Consider the sequence of numbers given by \begin{eqnarray} a_0 & = & 0, \\ a_1 & = & 1, \\ a_n & = & a_{n-1} - 2a_{n-2}~\text{ for } n \geq 2. \end{eqnarray} The first ten terms of this sequence are \[0, 1, 1, -1, -3, -1, 5, 7, -3, -17.\] Could you figure what the value of \(a_{100}\) is?

Certainly, \(a_{100}\) can be found using the recursive definition directly. But doing so requires performing quite a few calculations. A formula that directly computes \(a_k\) given \(k\) would be very appealing.

We now describe how to obtain such a formula. Let \(A = \begin{bmatrix} 1 & -2 \\ 1 & 0\end{bmatrix}\). Let \(x_n = \begin{bmatrix} a_n \\ a_{n-1}\end{bmatrix}\) for \(n \geq 1\). Then \[ Ax_n = \begin{bmatrix} a_n -2 a_{n-1} \\ a_n \end{bmatrix} = \begin{bmatrix} a_{n+1} \\ a_n \end{bmatrix} = x_{n+1}. \] Using this formula, we get that \(x_2 = Ax_1\), \(x_3 = Ax_2 = A(Ax_1)\). In general, \(x_{k} = A^{k-1} x_1\).

Since \(x_1 = \begin{bmatrix} 1 \\ 0\end{bmatrix}\), if we know what the entries in \(A^{k-1}\) are, we will know what \(a_{k+1}\) is exactly. But computing the powers of \(A\) do not seem to be any easier than working with the recursive definition for the sequence.

The magic is to diagonalize \(A\) by writing \(A = PDP^{-1}\) with \(D = \begin{bmatrix} \frac{1+\sqrt{7}i}{2} & 0 \\ 0 & \frac{1-\sqrt{7}i}{2} \end{bmatrix}\) and \(P = \begin{bmatrix} \frac{1+\sqrt{7}i}{2} & \frac{1-\sqrt{7}i}{2} \\ 1 & 1 \end{bmatrix}. \)

Then, \begin{eqnarray} A^2 & = & AA = (PDP^{-1})(PDP^{-1}) = (PD)(P^{-1}P)(DP^{-1}) = (PD)I(DP^{-1}) = P(DD)P^{-1} = PD^2P^{-1} \\ A^3 & = & A^2A = (PD^2P^{-1})(PDP^{-1}) = (PD^2)(P^{-1}P)(DP^{-1}) (PD^2)I(DP^{-1}) = P(D^2D)P^{-1} = PD^3P^{-1} \\ \end{eqnarray} In general, \(A^k = PD^kP^{-1}\). But how does this help us?

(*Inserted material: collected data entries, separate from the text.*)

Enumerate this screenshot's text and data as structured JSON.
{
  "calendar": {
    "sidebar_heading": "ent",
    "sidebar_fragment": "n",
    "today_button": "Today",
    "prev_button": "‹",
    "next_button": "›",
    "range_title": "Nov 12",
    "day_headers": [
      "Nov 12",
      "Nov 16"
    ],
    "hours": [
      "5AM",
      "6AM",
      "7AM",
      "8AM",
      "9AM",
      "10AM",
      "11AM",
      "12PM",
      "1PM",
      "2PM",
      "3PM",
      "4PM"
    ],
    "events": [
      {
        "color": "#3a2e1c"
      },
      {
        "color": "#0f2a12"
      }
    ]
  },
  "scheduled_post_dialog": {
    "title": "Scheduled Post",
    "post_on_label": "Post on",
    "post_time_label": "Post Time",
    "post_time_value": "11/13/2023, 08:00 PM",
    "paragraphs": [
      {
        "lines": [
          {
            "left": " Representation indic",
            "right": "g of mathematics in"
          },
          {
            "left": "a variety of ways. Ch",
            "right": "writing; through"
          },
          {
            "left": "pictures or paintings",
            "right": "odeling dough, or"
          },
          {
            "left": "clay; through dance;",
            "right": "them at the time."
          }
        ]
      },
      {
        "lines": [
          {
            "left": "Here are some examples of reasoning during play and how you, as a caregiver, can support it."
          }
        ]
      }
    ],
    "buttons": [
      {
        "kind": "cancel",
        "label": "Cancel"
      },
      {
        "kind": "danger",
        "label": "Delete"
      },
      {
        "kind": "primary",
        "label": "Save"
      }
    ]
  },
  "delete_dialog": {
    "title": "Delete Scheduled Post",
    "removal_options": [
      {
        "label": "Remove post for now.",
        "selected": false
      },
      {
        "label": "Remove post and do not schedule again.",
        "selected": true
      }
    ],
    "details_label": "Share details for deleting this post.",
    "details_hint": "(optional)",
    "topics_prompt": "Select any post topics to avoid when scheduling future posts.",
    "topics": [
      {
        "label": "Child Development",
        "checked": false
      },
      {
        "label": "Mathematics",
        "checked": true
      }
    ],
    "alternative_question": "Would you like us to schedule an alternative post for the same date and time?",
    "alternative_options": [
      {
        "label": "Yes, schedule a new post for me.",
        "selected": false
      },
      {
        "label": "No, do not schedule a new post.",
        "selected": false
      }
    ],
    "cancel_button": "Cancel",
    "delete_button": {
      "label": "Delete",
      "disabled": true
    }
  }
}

Note that \(D^k = \begin{bmatrix} \left(\frac{1+\sqrt{7}i}{2}\right)^k & 0 \\ 0 & \left(\frac{1-\sqrt{7}i}{2}\right)^k \end{bmatrix}.\) (Verify this.)

Using these results, we obtain that \[x_{n+1} = A^n x_1 = PD^nP^{-1}\begin{bmatrix} 1 \\ 0 \end{bmatrix} = \begin{bmatrix} -\frac{i}{\sqrt{7}}\left(\frac{1+\sqrt{7}i}{2}\right)^{n+1} + \frac{i}{\sqrt{7}}\left(\frac{1-\sqrt{7}i}{2}\right)^{n+1} \\ -\frac{i}{\sqrt{7}}\left(\frac{1+\sqrt{7}i}{2}\right)^{n} + \frac{i}{\sqrt{7}}\left(\frac{1-\sqrt{7}i}{2}\right)^{n} \end{bmatrix} \] (The actual calculations have been omitted and are left as an exercise.)

As \(x_{n+1} = \begin{bmatrix} a_{n+1}\\a_n\end{bmatrix}\), we have \(a_n = -\frac{i}{\sqrt{7}}\left(\frac{1+\sqrt{7}i}{2}\right)^{n} + \frac{i}{\sqrt{7}}\left(\frac{1-\sqrt{7}i}{2}\right)^{n} \) for all \(n \geq 1\). Hence, we have \(a_n\) in closed form. One interesting aspect about the formula for \(a_n\) is that it involves complex numbers. Yet every term in the sequence is an integer. This is an example that shows complex numbers are actually quite natural.